Did somebody say steak?
While animal-based proteins (meat, poultry, fish) are higher quality than plant-based sources such as legumes and nuts, being that they are more readily absorbed in the body, a mixture of both should be incorporated into the diet.
Red meat should be consumed in moderation due to the unhealthy saturated fat and cholesterol content, as well as the environmental demands required for production.
Good fats vs. bad fats
As I just mentioned, saturated fats such as beef are less healthy than unsaturated fats like avocado, nuts, and seeds. Consumers have added fat back into their diets because we’ve all fallen off Oprah’s red wagon of lard sometime between 1988 and now. Visit the American Heart Association for more direction on proper fat consumption to maintain heart health.
Low-fat is still out.
Low-carb is still in.
It pains me, however despite my assertion that Gluten-Free is NOT the New Black, it still seems to be. Although the evidence indicates otherwise, consumers continue to believe following a gluten-free diet will lead to weight loss. In reality, gluten-free products are usually higher in calories and carbohydrates and lower in nutrients than gluten-containing alternatives. The high glycemic index and refined nature of gluten grains may even support weight gain.

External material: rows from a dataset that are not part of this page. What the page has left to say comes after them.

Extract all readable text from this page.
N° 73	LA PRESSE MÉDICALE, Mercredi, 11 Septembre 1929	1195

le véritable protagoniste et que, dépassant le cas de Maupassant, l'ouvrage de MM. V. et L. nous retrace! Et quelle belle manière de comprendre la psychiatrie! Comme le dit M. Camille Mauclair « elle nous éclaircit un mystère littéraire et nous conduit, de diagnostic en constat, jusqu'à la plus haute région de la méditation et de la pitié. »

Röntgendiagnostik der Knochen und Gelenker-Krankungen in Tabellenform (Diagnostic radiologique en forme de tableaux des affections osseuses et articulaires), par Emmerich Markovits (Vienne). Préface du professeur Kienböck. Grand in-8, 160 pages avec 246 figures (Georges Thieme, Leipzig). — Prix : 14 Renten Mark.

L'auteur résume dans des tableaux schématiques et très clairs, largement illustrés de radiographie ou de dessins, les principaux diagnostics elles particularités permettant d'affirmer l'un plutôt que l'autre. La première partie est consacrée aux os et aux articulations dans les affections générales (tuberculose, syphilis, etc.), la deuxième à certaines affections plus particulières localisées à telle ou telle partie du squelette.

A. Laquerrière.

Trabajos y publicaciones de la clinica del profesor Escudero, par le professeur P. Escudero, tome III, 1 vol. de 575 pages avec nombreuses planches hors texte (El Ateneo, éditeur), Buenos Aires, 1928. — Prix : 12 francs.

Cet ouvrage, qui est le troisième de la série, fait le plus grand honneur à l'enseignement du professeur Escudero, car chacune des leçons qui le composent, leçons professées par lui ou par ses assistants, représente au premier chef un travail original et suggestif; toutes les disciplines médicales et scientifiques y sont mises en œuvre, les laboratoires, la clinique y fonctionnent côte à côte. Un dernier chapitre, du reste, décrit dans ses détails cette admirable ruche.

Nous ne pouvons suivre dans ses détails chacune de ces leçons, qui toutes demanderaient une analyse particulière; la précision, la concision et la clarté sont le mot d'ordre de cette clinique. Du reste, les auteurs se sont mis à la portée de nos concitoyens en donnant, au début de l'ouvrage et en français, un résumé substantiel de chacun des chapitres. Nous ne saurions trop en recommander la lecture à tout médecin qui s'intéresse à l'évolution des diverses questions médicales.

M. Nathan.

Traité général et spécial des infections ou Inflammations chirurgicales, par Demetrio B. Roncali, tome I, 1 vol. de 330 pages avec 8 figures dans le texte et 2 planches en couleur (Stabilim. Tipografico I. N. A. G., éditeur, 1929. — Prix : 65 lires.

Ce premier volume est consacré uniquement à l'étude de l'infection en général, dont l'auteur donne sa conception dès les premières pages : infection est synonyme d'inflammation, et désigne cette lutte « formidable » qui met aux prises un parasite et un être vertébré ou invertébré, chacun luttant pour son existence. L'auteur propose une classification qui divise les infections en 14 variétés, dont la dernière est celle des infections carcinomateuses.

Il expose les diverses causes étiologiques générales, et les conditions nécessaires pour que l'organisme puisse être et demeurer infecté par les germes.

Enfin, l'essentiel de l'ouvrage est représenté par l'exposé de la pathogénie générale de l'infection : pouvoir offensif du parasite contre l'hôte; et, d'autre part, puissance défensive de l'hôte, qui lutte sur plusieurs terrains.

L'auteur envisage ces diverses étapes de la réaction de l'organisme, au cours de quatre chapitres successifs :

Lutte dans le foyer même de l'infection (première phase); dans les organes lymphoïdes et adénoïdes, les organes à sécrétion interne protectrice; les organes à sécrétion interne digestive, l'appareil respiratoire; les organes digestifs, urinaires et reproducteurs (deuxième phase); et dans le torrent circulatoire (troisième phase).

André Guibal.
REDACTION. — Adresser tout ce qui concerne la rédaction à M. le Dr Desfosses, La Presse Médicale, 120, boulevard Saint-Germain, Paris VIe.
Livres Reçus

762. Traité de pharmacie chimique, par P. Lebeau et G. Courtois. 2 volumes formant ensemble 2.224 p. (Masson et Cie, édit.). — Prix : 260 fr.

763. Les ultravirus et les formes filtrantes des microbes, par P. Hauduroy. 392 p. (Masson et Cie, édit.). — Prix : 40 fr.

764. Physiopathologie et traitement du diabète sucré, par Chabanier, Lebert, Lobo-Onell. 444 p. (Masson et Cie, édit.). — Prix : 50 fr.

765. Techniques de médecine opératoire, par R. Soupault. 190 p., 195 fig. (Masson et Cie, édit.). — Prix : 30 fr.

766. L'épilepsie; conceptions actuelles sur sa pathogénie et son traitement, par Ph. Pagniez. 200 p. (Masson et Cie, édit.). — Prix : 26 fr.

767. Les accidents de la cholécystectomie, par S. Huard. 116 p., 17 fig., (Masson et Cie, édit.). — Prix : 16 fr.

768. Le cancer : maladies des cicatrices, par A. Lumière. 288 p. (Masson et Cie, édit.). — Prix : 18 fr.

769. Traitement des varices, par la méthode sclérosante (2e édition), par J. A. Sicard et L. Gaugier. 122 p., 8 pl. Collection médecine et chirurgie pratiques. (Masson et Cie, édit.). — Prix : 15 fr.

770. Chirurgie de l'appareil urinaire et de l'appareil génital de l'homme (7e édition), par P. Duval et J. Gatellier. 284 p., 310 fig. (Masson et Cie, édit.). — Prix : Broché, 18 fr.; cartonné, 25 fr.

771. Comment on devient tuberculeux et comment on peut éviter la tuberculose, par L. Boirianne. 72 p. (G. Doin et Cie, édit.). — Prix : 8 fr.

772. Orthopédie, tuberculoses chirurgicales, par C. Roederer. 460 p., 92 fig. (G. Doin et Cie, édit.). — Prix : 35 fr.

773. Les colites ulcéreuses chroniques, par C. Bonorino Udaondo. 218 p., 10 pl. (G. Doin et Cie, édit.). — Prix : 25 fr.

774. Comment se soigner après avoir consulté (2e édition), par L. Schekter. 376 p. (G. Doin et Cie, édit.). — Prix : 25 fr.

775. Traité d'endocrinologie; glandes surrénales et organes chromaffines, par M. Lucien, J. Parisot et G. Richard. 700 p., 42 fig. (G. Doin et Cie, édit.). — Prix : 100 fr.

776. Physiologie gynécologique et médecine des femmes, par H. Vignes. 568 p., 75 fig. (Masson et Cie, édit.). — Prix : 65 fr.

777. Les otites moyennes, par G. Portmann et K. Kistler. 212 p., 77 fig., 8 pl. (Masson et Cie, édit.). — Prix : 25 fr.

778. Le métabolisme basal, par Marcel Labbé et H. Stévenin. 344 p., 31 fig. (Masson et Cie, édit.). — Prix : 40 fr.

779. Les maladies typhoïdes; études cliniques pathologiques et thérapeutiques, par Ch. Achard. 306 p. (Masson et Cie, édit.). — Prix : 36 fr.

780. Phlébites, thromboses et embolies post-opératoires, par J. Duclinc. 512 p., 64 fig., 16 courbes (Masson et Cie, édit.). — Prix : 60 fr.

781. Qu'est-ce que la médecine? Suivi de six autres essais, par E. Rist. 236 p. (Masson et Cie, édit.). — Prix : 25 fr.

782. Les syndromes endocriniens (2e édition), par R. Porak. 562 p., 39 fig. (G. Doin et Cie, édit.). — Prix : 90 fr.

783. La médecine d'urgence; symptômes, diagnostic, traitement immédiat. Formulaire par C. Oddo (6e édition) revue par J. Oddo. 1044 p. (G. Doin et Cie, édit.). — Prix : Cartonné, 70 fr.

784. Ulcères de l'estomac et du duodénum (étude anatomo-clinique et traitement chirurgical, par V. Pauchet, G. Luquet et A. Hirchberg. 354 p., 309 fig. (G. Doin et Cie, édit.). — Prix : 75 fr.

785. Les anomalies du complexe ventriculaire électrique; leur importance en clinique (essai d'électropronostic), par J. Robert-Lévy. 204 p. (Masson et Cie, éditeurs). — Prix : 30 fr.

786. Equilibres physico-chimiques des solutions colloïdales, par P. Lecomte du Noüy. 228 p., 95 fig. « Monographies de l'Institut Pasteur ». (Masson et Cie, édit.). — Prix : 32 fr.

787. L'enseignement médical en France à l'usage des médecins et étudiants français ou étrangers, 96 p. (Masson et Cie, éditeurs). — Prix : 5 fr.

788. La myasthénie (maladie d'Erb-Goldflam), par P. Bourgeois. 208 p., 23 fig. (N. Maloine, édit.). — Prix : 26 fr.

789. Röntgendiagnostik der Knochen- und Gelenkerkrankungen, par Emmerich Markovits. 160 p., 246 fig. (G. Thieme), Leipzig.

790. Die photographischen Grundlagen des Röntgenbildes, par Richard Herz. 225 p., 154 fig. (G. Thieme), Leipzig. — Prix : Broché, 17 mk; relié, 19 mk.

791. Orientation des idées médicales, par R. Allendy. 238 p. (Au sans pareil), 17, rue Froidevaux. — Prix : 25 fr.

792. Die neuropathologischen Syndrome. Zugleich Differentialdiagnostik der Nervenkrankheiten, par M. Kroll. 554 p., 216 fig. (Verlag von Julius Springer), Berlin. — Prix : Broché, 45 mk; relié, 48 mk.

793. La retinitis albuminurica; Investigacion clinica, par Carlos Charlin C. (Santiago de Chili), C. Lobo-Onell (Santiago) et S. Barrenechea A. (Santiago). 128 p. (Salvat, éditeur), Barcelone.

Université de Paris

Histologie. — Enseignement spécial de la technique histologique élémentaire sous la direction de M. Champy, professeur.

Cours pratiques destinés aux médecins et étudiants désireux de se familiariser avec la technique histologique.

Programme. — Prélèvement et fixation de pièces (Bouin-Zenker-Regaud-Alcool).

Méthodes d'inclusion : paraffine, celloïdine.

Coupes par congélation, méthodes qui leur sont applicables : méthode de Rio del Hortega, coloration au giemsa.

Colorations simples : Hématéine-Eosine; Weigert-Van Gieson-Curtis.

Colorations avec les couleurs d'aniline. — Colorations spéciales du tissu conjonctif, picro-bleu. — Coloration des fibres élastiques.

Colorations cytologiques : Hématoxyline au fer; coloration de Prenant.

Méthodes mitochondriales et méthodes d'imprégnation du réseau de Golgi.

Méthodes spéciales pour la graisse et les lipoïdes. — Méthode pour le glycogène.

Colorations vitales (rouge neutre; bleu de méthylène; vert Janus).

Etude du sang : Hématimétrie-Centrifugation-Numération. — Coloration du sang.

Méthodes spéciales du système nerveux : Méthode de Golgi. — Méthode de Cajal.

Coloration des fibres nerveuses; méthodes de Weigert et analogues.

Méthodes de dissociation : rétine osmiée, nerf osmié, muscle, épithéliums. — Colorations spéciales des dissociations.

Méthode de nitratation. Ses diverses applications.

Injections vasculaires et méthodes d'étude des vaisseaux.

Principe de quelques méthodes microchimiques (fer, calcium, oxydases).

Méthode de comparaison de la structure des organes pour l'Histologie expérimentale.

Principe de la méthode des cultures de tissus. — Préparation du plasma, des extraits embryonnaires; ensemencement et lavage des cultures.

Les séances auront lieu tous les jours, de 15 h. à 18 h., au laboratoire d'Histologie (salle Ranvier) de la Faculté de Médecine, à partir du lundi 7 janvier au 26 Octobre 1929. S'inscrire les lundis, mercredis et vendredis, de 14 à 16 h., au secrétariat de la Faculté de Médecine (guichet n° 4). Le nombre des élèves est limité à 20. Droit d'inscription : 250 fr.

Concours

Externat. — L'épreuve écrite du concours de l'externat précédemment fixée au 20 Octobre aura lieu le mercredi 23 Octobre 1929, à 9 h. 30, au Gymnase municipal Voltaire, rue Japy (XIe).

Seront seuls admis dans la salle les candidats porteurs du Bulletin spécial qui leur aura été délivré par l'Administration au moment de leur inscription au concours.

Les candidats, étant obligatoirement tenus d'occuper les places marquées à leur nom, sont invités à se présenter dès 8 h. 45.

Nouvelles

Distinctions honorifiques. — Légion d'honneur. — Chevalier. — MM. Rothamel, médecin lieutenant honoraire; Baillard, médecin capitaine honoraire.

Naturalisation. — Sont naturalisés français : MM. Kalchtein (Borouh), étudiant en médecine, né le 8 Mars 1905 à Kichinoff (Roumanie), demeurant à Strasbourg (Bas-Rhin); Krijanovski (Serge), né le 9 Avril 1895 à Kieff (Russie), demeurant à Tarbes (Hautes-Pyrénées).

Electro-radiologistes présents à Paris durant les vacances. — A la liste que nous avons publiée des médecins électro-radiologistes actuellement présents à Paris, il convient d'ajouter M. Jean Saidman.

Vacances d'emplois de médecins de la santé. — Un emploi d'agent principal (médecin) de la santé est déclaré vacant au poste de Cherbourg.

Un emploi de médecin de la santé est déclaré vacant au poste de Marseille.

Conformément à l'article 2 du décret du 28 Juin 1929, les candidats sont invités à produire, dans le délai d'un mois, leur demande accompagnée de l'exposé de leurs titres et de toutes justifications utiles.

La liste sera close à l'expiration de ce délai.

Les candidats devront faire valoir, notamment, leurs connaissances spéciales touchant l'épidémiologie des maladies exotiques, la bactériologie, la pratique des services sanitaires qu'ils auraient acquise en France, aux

My other favorite, the paleo diet, is also here to stay.
Back to the future
The banishment of gluten and adoption of the Paleolithic lifestyle has led to the re-emergence of ancient grains, such as amaranth, quinoa, spelt, and freekeh. Amaranth and quinoa are gluten-free, however they provide less nutritional value than the gluten-containing spelt and freekeh – which are higher in fiber and protein.
How are we matching up?
Consumers tend to compare their health status against that of their friends, family, and, naturally, famous people. Keep in mind, the image you see in the mirror is real, and the one you see on Instagram is fake. Life doesn’t come with a Valencia filter, and neither do you.
MyPlate (myplate.gov), the USDA guide for healthy eating, remains an important tool used by dietitians, and available to the individual, to track nutrition and log daily intake. There’s even an app, because we’re all lazy.
Speaking of which….
Couch potato or non-starchy veg? Good news, it appears fewer consumers will be complacent this year about being overweight. 26% of dietitians vs. 44% last year feel Americans will be okay with their unhealthy weight status. That’s a start.
Having it all
Since we’re all stressed, spoiled, and short on cash, consumers search for foods that meet their three basic needs: convenience, taste, and price.
Sometimes the trendier option has to be forgone for the more practical option. Story of my life. And my wardrobe.
Just like a man, blogs written by non-nutrition professionals cannot be trusted! They’ll say anything to get in your pants. And in the case of nutrition blogs written by non-credible sources, you may not be wearing the same size when you put them back on. Taking the wrong advice can leave you confused and in worse shape than before!
I cannot stress enough, the only people you should be taking dietary advice from are Registered Dietitians. Anyone else without the proper training and credentialing should not be consulted when it comes to your health. Visit www.eatright.org for the most up-to-date, evidence-based nutrition information, and to find a nutrition professional near you.
Let me leave you with this (gluten-free) grain of thought: When you follow different fashion trends your wardrobe changes; when you follow different diet trends your body changes.
Wouldn’t it be better to avoid all that fluctuation and adopt a balanced eating pattern, incorporating foods from all groups, to support long-term health and fitness? Maybe next year.